The verification test of the Mycometer®-test technology was conducted from May 19 through June 9, 2011 at
Battelle in Columbus, Ohio. Technology operation, sample handling, and analyses were performed
according to the vendor's instructions.
For this verification, the Mycometer®-test technology was verified for repeatability and inter-assay
reproducibility by detecting fungi in air samples. Linearity was assessed using dilutions of stock cultures in
dechlorinated tap water. The linearity test for fungi was a modification of test procedures in place for air and
surface samples. In addition, sustainable operational factors such as ease of use, required reagents, analysis
time, laboratory space, and utilities required were reported.
QA oversight of verification testing was provided by Battelle and EPA. Battelle and EPA QA staff
conducted technical systems audits of the testing and Battelle QA staff conducted a data quality audit of at
least 10% of the test data. This verification statement, the full report on which it is based, and the quality
assurance project plan for this verification test are available at www.epa.gov/etv/centers/center 1 .html.
TECHNOLOGY DESCRIPTION
The Mycometer®-test rapid fungi detection technology is based on fluorogenic detection of enzyme activities
found predominantly in a taxonomic group of organisms.

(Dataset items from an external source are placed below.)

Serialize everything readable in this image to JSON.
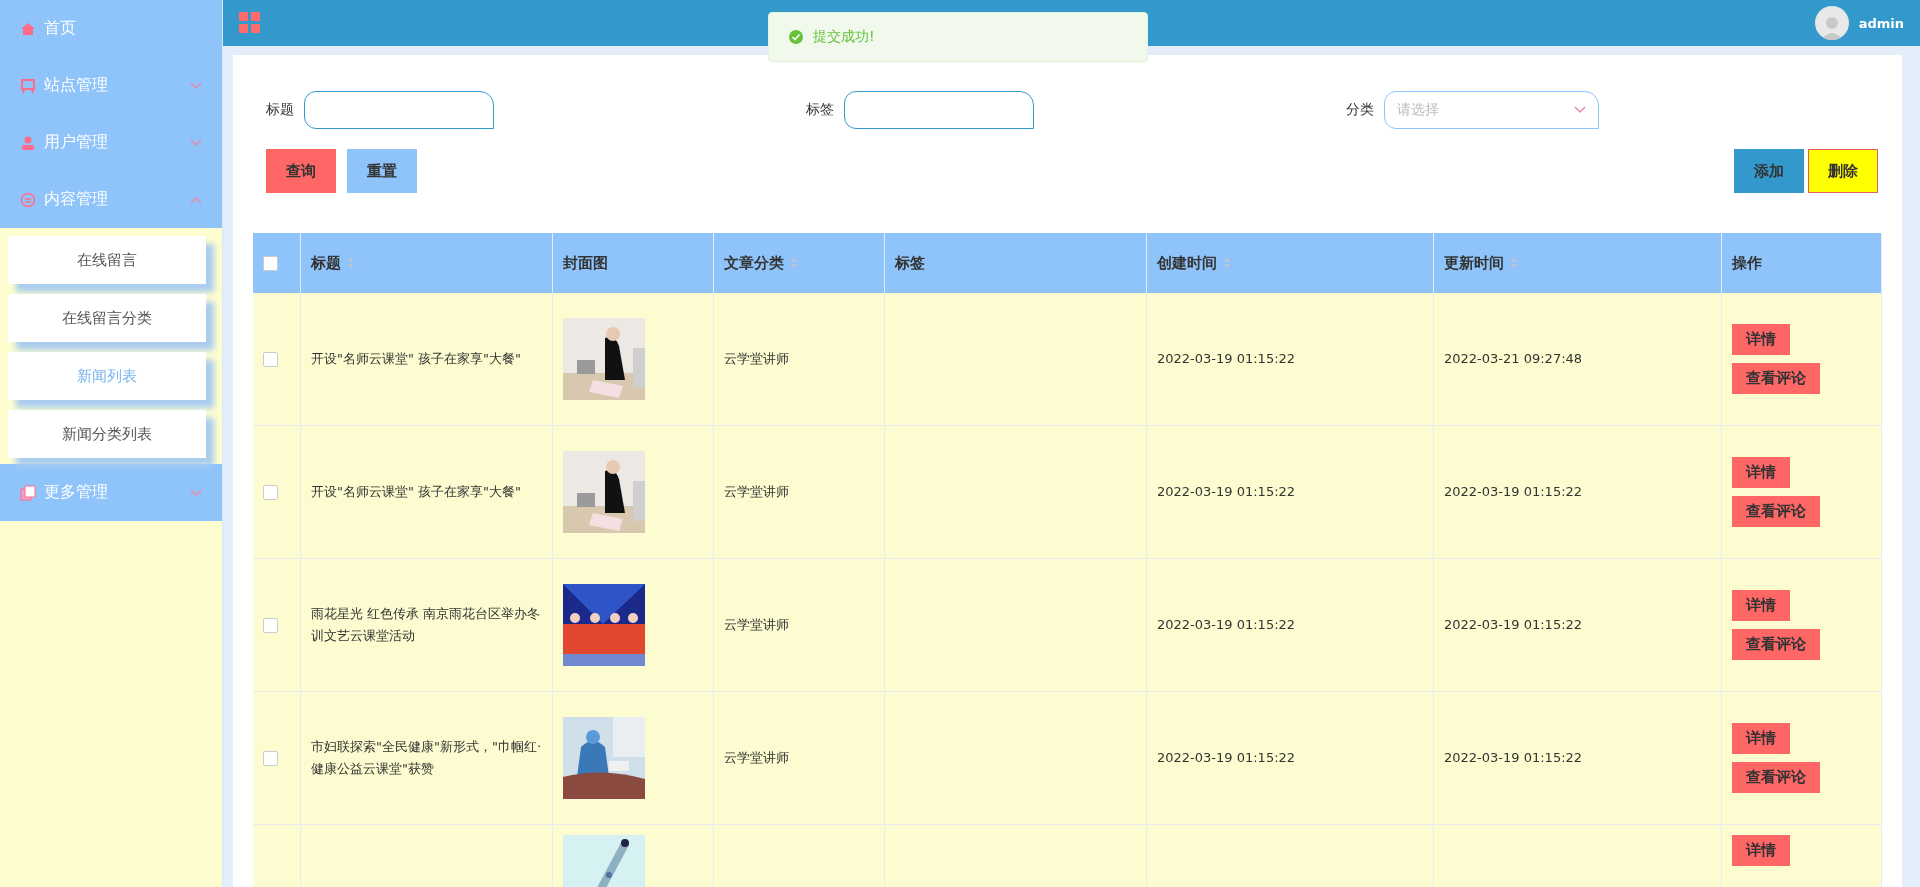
{
  "sidebar": {
    "items": [
      {
        "label": "首页",
        "kind": "link"
      },
      {
        "label": "站点管理",
        "kind": "group",
        "expanded": false
      },
      {
        "label": "用户管理",
        "kind": "group",
        "expanded": false
      },
      {
        "label": "内容管理",
        "kind": "group",
        "expanded": true,
        "children": [
          {
            "label": "在线留言",
            "selected": false
          },
          {
            "label": "在线留言分类",
            "selected": false
          },
          {
            "label": "新闻列表",
            "selected": true
          },
          {
            "label": "新闻分类列表",
            "selected": false
          }
        ]
      },
      {
        "label": "更多管理",
        "kind": "group",
        "expanded": false
      }
    ]
  },
  "header": {
    "user": "admin"
  },
  "toast": {
    "message": "提交成功!"
  },
  "search": {
    "fields": [
      {
        "label": "标题",
        "kind": "input"
      },
      {
        "label": "标签",
        "kind": "input"
      },
      {
        "label": "分类",
        "kind": "select",
        "placeholder": "请选择"
      }
    ],
    "buttons": [
      {
        "label": "查询",
        "kind": "danger"
      },
      {
        "label": "重置",
        "kind": "light"
      }
    ],
    "actions": [
      {
        "label": "添加",
        "kind": "primary"
      },
      {
        "label": "删除",
        "kind": "warning"
      }
    ]
  },
  "table": {
    "select_all": {
      "checked": false
    },
    "columns": [
      {
        "label": "标题",
        "sortable": true
      },
      {
        "label": "封面图",
        "sortable": false
      },
      {
        "label": "文章分类",
        "sortable": true
      },
      {
        "label": "标签",
        "sortable": false
      },
      {
        "label": "创建时间",
        "sortable": true
      },
      {
        "label": "更新时间",
        "sortable": true
      },
      {
        "label": "操作",
        "sortable": false
      }
    ],
    "rows": [
      {
        "checked": false,
        "title": "开设\"名师云课堂\" 孩子在家享\"大餐\"",
        "category": "云学堂讲师",
        "created": "2022-03-19 01:15:22",
        "updated": "2022-03-21 09:27:48",
        "actions": [
          "详情",
          "查看评论"
        ]
      },
      {
        "checked": false,
        "title": "开设\"名师云课堂\" 孩子在家享\"大餐\"",
        "category": "云学堂讲师",
        "created": "2022-03-19 01:15:22",
        "updated": "2022-03-19 01:15:22",
        "actions": [
          "详情",
          "查看评论"
        ]
      },
      {
        "checked": false,
        "title": "雨花星光 红色传承 南京雨花台区举办冬训文艺云课堂活动",
        "category": "云学堂讲师",
        "created": "2022-03-19 01:15:22",
        "updated": "2022-03-19 01:15:22",
        "actions": [
          "详情",
          "查看评论"
        ]
      },
      {
        "checked": false,
        "title": "市妇联探索\"全民健康\"新形式，\"巾帼红·健康公益云课堂\"获赞",
        "category": "云学堂讲师",
        "created": "2022-03-19 01:15:22",
        "updated": "2022-03-19 01:15:22",
        "actions": [
          "详情",
          "查看评论"
        ]
      },
      {
        "kind": "partial",
        "actions": [
          "详情"
        ]
      }
    ]
  }
}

A sample (e.g., filter or swab) is contacted with a
test solution containing a synthetic enzyme substrate. The enzyme present in the fungal cells hydrolyzes the
synthetic enzyme substrate. When the synthetic substrate molecule is cleaved into two molecules by the
enzyme, one of the molecules can be made to fluoresce upon excitation with ultraviolet (UV) light (365
nanometers). The amount of fluorescence is measured using a handheld fluorometer after processing for a
reaction time based on the ambient temperature. This fluorescence semi-quantitatively correlates to a
measure of the fungal biomass. Fluorescence measurements can be captured electronically and may be
downloaded to a computer or can be transcribed by hand. The sample preparation and analyses can be
performed on site in less than one hour.
According to the vendor, the Mycometer®-test for fungi is designed to measure both viable and non-viable
spores, hyphae and fungal particles such as hyphal fragments in air, on surfaces, or in bulk materials to give a
representation of the contamination in the environment. Although the Mycometer®-test cannot distinguish
between fungal genera or viable/non-viable fungi, it provides a semi-quantitative measure of the total fungal
biomass present. Air samples can be collected with traditional air sampling pumps onto filter media.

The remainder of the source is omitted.